Election administrators may also review procedures to reduce ambiguity around when a mailed ballot is treated as timely cast, including clearer public guidance and improved coordination with postal services. Observers will watch for follow-on filings that test the decision’s limits in different statutory and factual settings.
Frequently asked questions
What happened with mail-in ballots?
The Supreme Court ruled 5-4 that Mississippi may count certain mail-in ballots received after Election Day because the federal statutes the court considered set Election Day as the deadline to cast a ballot but do not specify a separate receipt deadline.
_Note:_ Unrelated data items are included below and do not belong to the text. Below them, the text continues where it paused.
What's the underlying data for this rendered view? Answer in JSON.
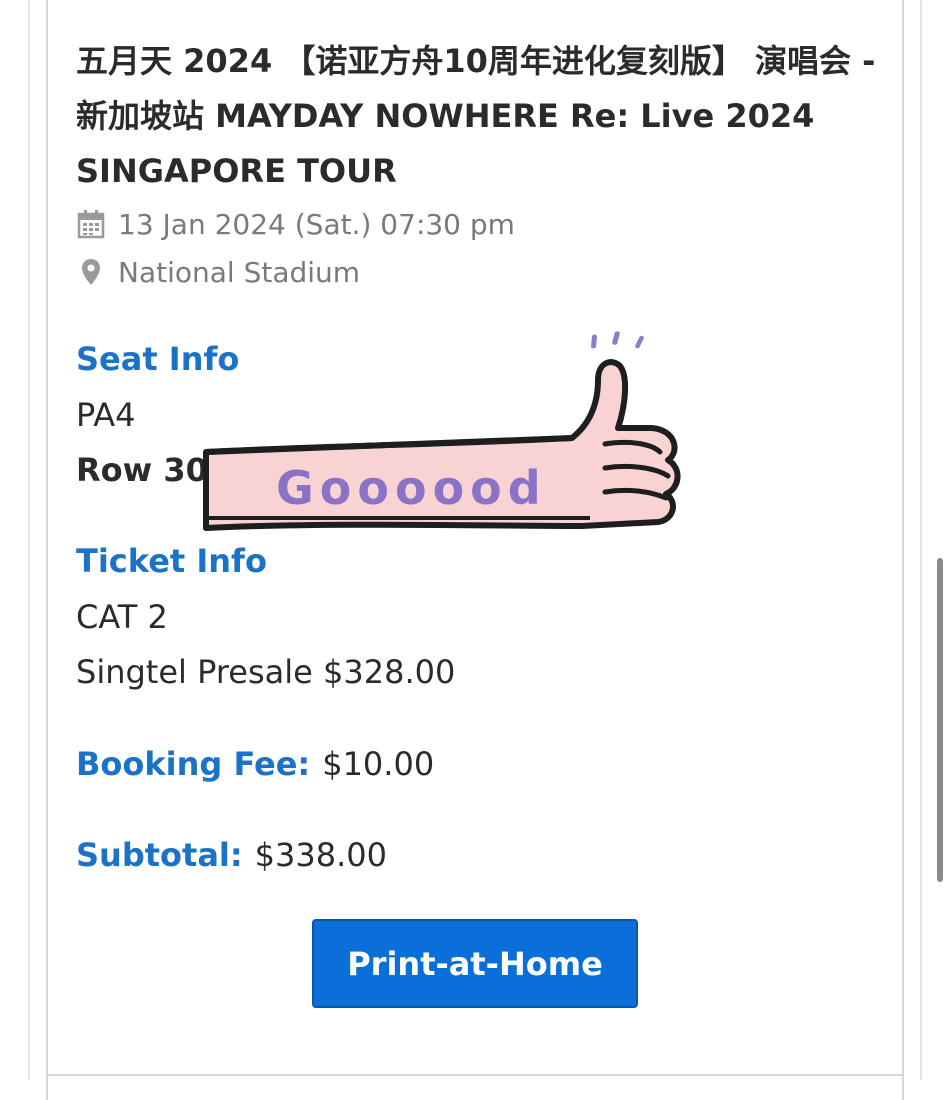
{
  "event": {
    "title": "五月天 2024 【诺亚方舟10周年进化复刻版】 演唱会 - 新加坡站 MAYDAY NOWHERE Re: Live 2024 SINGAPORE TOUR",
    "date_time": "13 Jan 2024 (Sat.) 07:30 pm",
    "venue": "National Stadium"
  },
  "seat_info": {
    "label": "Seat Info",
    "section": "PA4",
    "row": "Row 30"
  },
  "ticket_info": {
    "label": "Ticket Info",
    "category": "CAT 2",
    "price_line": "Singtel Presale $328.00"
  },
  "booking_fee": {
    "label": "Booking Fee:",
    "value": "$10.00"
  },
  "subtotal": {
    "label": "Subtotal:",
    "value": "$338.00"
  },
  "actions": {
    "print_label": "Print-at-Home"
  },
  "sticker": {
    "text": "Goooood",
    "icon": "thumbs-up-sticker"
  },
  "colors": {
    "accent": "#1a73c9",
    "button": "#0a6fd8",
    "muted_text": "#7a7a7a",
    "sticker_fill": "#f9d3d3",
    "sticker_text": "#8a73c6"
  }
}
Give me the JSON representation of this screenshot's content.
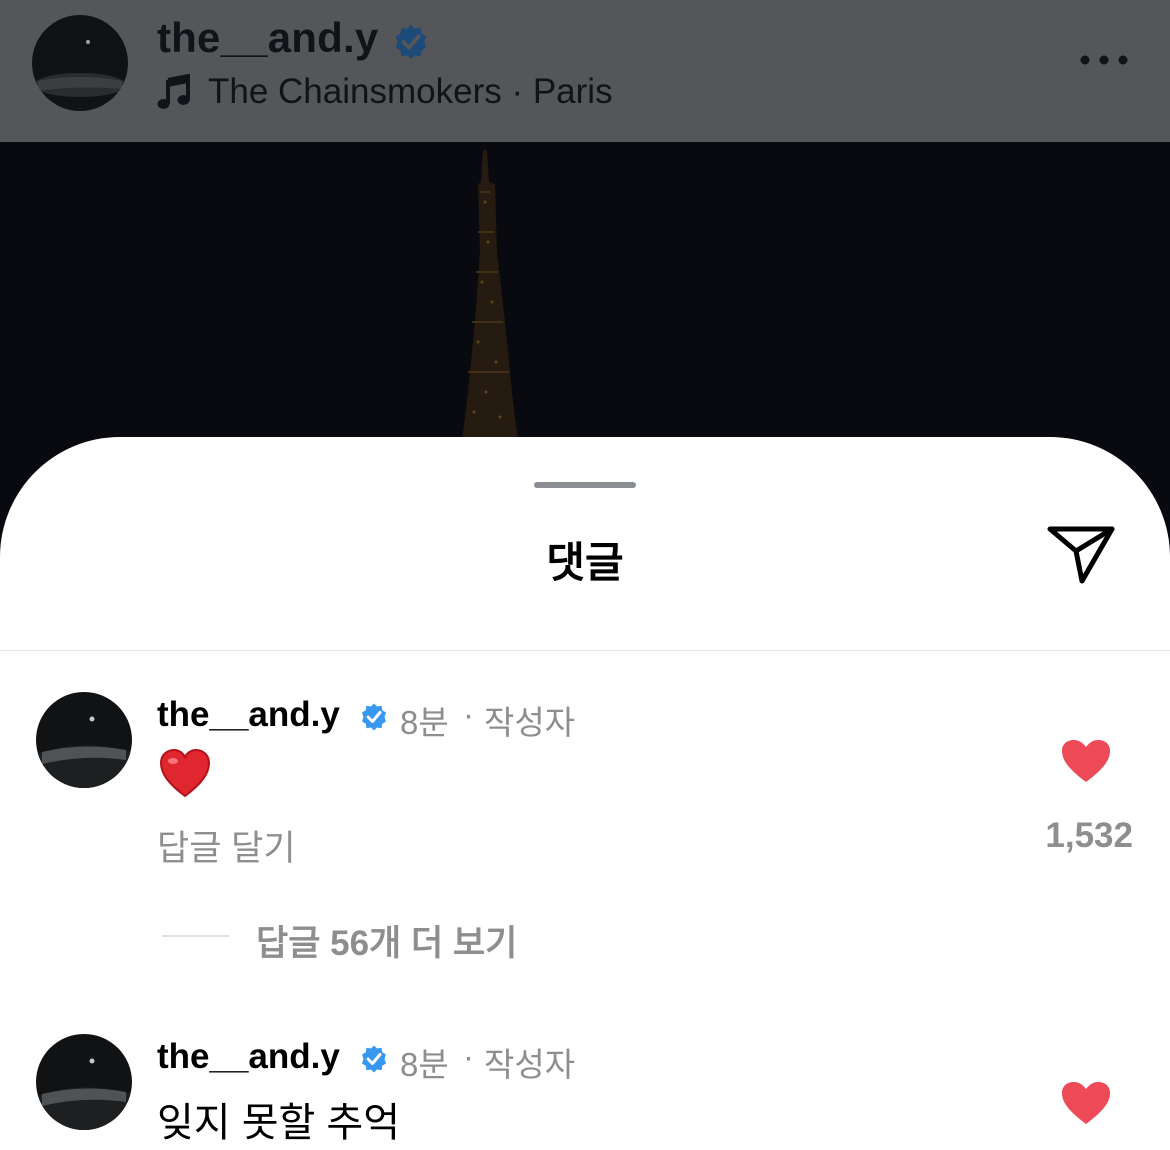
{
  "post": {
    "username": "the__and.y",
    "music_text": "The Chainsmokers · Paris",
    "icons": [
      "verified-badge-icon",
      "music-note-icon",
      "more-options-icon"
    ]
  },
  "sheet": {
    "title": "댓글",
    "share_icon": "paper-plane-icon"
  },
  "comments": [
    {
      "username": "the__and.y",
      "time": "8분",
      "separator": "·",
      "role": "작성자",
      "text": "",
      "emoji": "red-heart-emoji",
      "reply_label": "답글 달기",
      "like_count": "1,532",
      "view_replies": "답글 56개 더 보기"
    },
    {
      "username": "the__and.y",
      "time": "8분",
      "separator": "·",
      "role": "작성자",
      "text": "잊지 못할 추억"
    }
  ],
  "colors": {
    "header_bg": "#545659",
    "like_red": "#ed4956",
    "verified_blue": "#3897f0",
    "muted_text": "#8e8e8e"
  }
}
Why does mail-in ballots matter?
When mailed ballots are counted affects the timing of election results, administrative procedures and voter expectations. The case highlights the tension between ensuring access for voters using the mail and preserving finality for election outcomes.
What happens next?
The decision could lead to more litigation in other states, possible clarifying legislation, and administrative changes by election officials. Parties will likely test how broadly the ruling applies based on variations in state and federal law.
Source: Reporting and analysis based on Fox News coverage of the decision: Fox News, and opinions from the U.S. Supreme Court: U.S. Supreme Court. Majority and dissenting language are cited from the published opinions and reporting on the case.